[Bug]: Title is coming as null for some of websites
crawl4ai version
crawl4ai/_version.py version = "0.5.0.post8"
Expected Behavior
Here is metadata object should show title as below:
"metdata": { "title": "Where's my refund? | Internal Revenue Service", "description": "See your personalized refund date as soon as the IRS processes your tax return and approves your refund. See your status starting around 24 hours after you e-file or 4 weeks after you mail a paper return.", "keywords": null, "author": null, "og:image:url": "https://www.irs.gov/pub/image/logo_small.jpg", "og:image:type": "image/jpeg", "og:image:alt": "IRS logo", "twitter:card": "summary", "twitter:description": "See your personalized refund date as soon as the IRS processes your tax return and approves your refund. See your status starting around 24 hours after you e-file or 4 weeks after you mail a paper return.", "twitter:title": "Where's my refund? | Internal Revenue Service", "twitter:image": "https://www.irs.gov/pub/image/logo_small.jpg", "twitter:image:alt": "IRS logo" }
Current Behavior
"metdata": { "title": null "description": "See your personalized refund date as soon as the IRS processes your tax return and approves your refund. See your status starting around 24 hours after you e-file or 4 weeks after you mail a paper return.", "keywords": null, "author": null, "og:image:url": "https://www.irs.gov/pub/image/logo_small.jpg", "og:image:type": "image/jpeg", "og:image:alt": "IRS logo", "twitter:card": "summary", "twitter:description": "See your personalized refund date as soon as the IRS processes your tax return and approves your refund. See your status starting around 24 hours after you e-file or 4 weeks after you mail a paper return.", "twitter:title": "Where's my refund? | Internal Revenue Service", "twitter:image": "https://www.irs.gov/pub/image/logo_small.jpg", "twitter:image:alt": "IRS logo" }
Is this reproducible?
Yes
Inputs Causing the Bug
any URLs from https://www.irs.gov/
like:
https://www.irs.gov/wheres-my-refund
Steps to Reproduce
run provided code snippest
Code snippets
# script.py
from typing import Literal
import sys
import json
from crawl4ai import AsyncWebCrawler
from crawl4ai.async_configs import BrowserConfig, CrawlerRunConfig
import asyncio
format = "markdown"
browser_config = BrowserConfig(verbose=False) # Default browser configuration
run_config = CrawlerRunConfig(verbose=False) # Default crawl run configuration
async with AsyncWebCrawler(config=browser_config) as crawler:
result = await crawler.arun(
url="https://www.irs.gov/wheres-my-refund",
config=run_config
)
# Print clean markdown content
output = { }
output["metadata"] = result.metadata
print(json.dumps(output))
OS
macOS
Python version
3.13.2
Browser
No response
Browser version
No response
Error logs & Screenshots (if applicable)
No response
RCA
The WebScrapingStrategy uses BeautifulSoup with the 'lxml' parser by default. This specific parser is failing to correctly identify or include the <title> tag in the parsed soup.head object when processing the "irs.gov" HTML.
cc @aravindkarnam
Can we have config allow to use other parser for Beautifulsoup?
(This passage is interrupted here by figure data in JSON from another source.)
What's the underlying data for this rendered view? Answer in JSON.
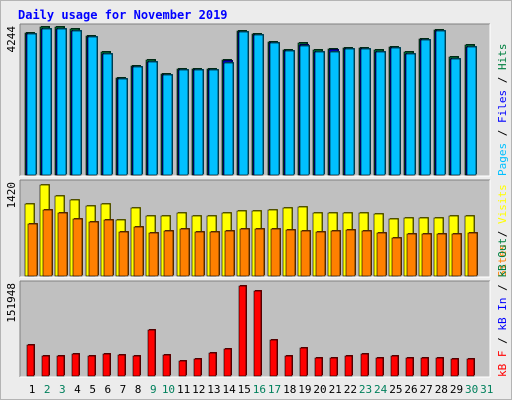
{
  "title": "Daily usage for November 2019",
  "colors": {
    "pages": "#00c0ff",
    "files": "#0000ff",
    "hits": "#008040",
    "visits": "#ffff00",
    "sites": "#ff8000",
    "kbytes": "#ff0000",
    "title": "#0000ff",
    "weekday": "#000000",
    "weekend": "#00805c",
    "panel": "#c0c0c0"
  },
  "chart_data": [
    {
      "type": "bar",
      "name": "hits-files-pages",
      "max_label": "4244",
      "ymax": 4244,
      "legend": [
        {
          "text": "Pages",
          "color": "#00c0ff"
        },
        {
          "text": "Files",
          "color": "#0000ff"
        },
        {
          "text": "Hits",
          "color": "#008040"
        }
      ],
      "series": [
        {
          "name": "Hits",
          "values": [
            4140,
            4290,
            4290,
            4240,
            4040,
            3570,
            2830,
            3180,
            3330,
            2950,
            3090,
            3090,
            3090,
            3350,
            4200,
            4100,
            3880,
            3640,
            3830,
            3620,
            3660,
            3690,
            3690,
            3620,
            3730,
            3570,
            3960,
            4220,
            3420,
            3770,
            0
          ]
        },
        {
          "name": "Files",
          "values": [
            4100,
            4250,
            4250,
            4200,
            4000,
            3530,
            2790,
            3140,
            3290,
            2910,
            3050,
            3050,
            3050,
            3310,
            4160,
            4060,
            3840,
            3600,
            3790,
            3580,
            3620,
            3650,
            3650,
            3580,
            3690,
            3530,
            3920,
            4180,
            3380,
            3730,
            0
          ]
        },
        {
          "name": "Pages",
          "values": [
            4100,
            4250,
            4250,
            4200,
            4000,
            3530,
            2790,
            3140,
            3290,
            2910,
            3050,
            3050,
            3050,
            3250,
            4160,
            4060,
            3840,
            3600,
            3750,
            3580,
            3580,
            3650,
            3650,
            3580,
            3690,
            3530,
            3920,
            4180,
            3380,
            3730,
            0
          ]
        }
      ]
    },
    {
      "type": "bar",
      "name": "visits-sites",
      "max_label": "1420",
      "ymax": 1420,
      "legend": [
        {
          "text": "Sites",
          "color": "#ff8000"
        },
        {
          "text": "/",
          "color": "#000000"
        },
        {
          "text": "Visits",
          "color": "#ffff00"
        }
      ],
      "series": [
        {
          "name": "Visits",
          "values": [
            1130,
            1420,
            1250,
            1180,
            1100,
            1130,
            880,
            1060,
            940,
            940,
            990,
            940,
            940,
            980,
            1010,
            1010,
            1030,
            1060,
            1080,
            980,
            990,
            990,
            980,
            960,
            890,
            900,
            900,
            900,
            930,
            940,
            0
          ]
        },
        {
          "name": "Sites",
          "values": [
            810,
            1030,
            980,
            890,
            840,
            880,
            680,
            760,
            670,
            700,
            740,
            690,
            680,
            700,
            740,
            730,
            730,
            720,
            700,
            680,
            700,
            720,
            700,
            670,
            600,
            660,
            660,
            660,
            660,
            670,
            0
          ]
        }
      ]
    },
    {
      "type": "bar",
      "name": "kbytes",
      "max_label": "151948",
      "ymax": 151948,
      "legend": [
        {
          "text": "kB F",
          "color": "#ff0000"
        },
        {
          "text": "/",
          "color": "#000000"
        },
        {
          "text": "kB In",
          "color": "#0000ff"
        },
        {
          "text": "/",
          "color": "#000000"
        },
        {
          "text": "kB Out",
          "color": "#008040"
        }
      ],
      "series": [
        {
          "name": "kB F",
          "values": [
            52000,
            34000,
            34000,
            37000,
            34000,
            37000,
            35000,
            34000,
            77000,
            35000,
            25000,
            29000,
            38000,
            46000,
            151948,
            143000,
            60000,
            33000,
            47000,
            31000,
            31000,
            33000,
            37000,
            31000,
            33000,
            30000,
            31000,
            31000,
            29000,
            29000,
            0
          ]
        }
      ]
    }
  ],
  "days": [
    {
      "label": "1",
      "weekend": false
    },
    {
      "label": "2",
      "weekend": true
    },
    {
      "label": "3",
      "weekend": true
    },
    {
      "label": "4",
      "weekend": false
    },
    {
      "label": "5",
      "weekend": false
    },
    {
      "label": "6",
      "weekend": false
    },
    {
      "label": "7",
      "weekend": false
    },
    {
      "label": "8",
      "weekend": false
    },
    {
      "label": "9",
      "weekend": true
    },
    {
      "label": "10",
      "weekend": true
    },
    {
      "label": "11",
      "weekend": false
    },
    {
      "label": "12",
      "weekend": false
    },
    {
      "label": "13",
      "weekend": false
    },
    {
      "label": "14",
      "weekend": false
    },
    {
      "label": "15",
      "weekend": false
    },
    {
      "label": "16",
      "weekend": true
    },
    {
      "label": "17",
      "weekend": true
    },
    {
      "label": "18",
      "weekend": false
    },
    {
      "label": "19",
      "weekend": false
    },
    {
      "label": "20",
      "weekend": false
    },
    {
      "label": "21",
      "weekend": false
    },
    {
      "label": "22",
      "weekend": false
    },
    {
      "label": "23",
      "weekend": true
    },
    {
      "label": "24",
      "weekend": true
    },
    {
      "label": "25",
      "weekend": false
    },
    {
      "label": "26",
      "weekend": false
    },
    {
      "label": "27",
      "weekend": false
    },
    {
      "label": "28",
      "weekend": false
    },
    {
      "label": "29",
      "weekend": false
    },
    {
      "label": "30",
      "weekend": true
    },
    {
      "label": "31",
      "weekend": true
    }
  ]
}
OK, for anyone who want to use different parser for BeautifulSoup, you can add it like this: crawler.arun(parser='html.parser').
But the origin question is about handling invalid html site, so you need other way to handle this situiation.
The issue has been fixed in the develop branch and will be released soon.
It has been released and is now in the main branch.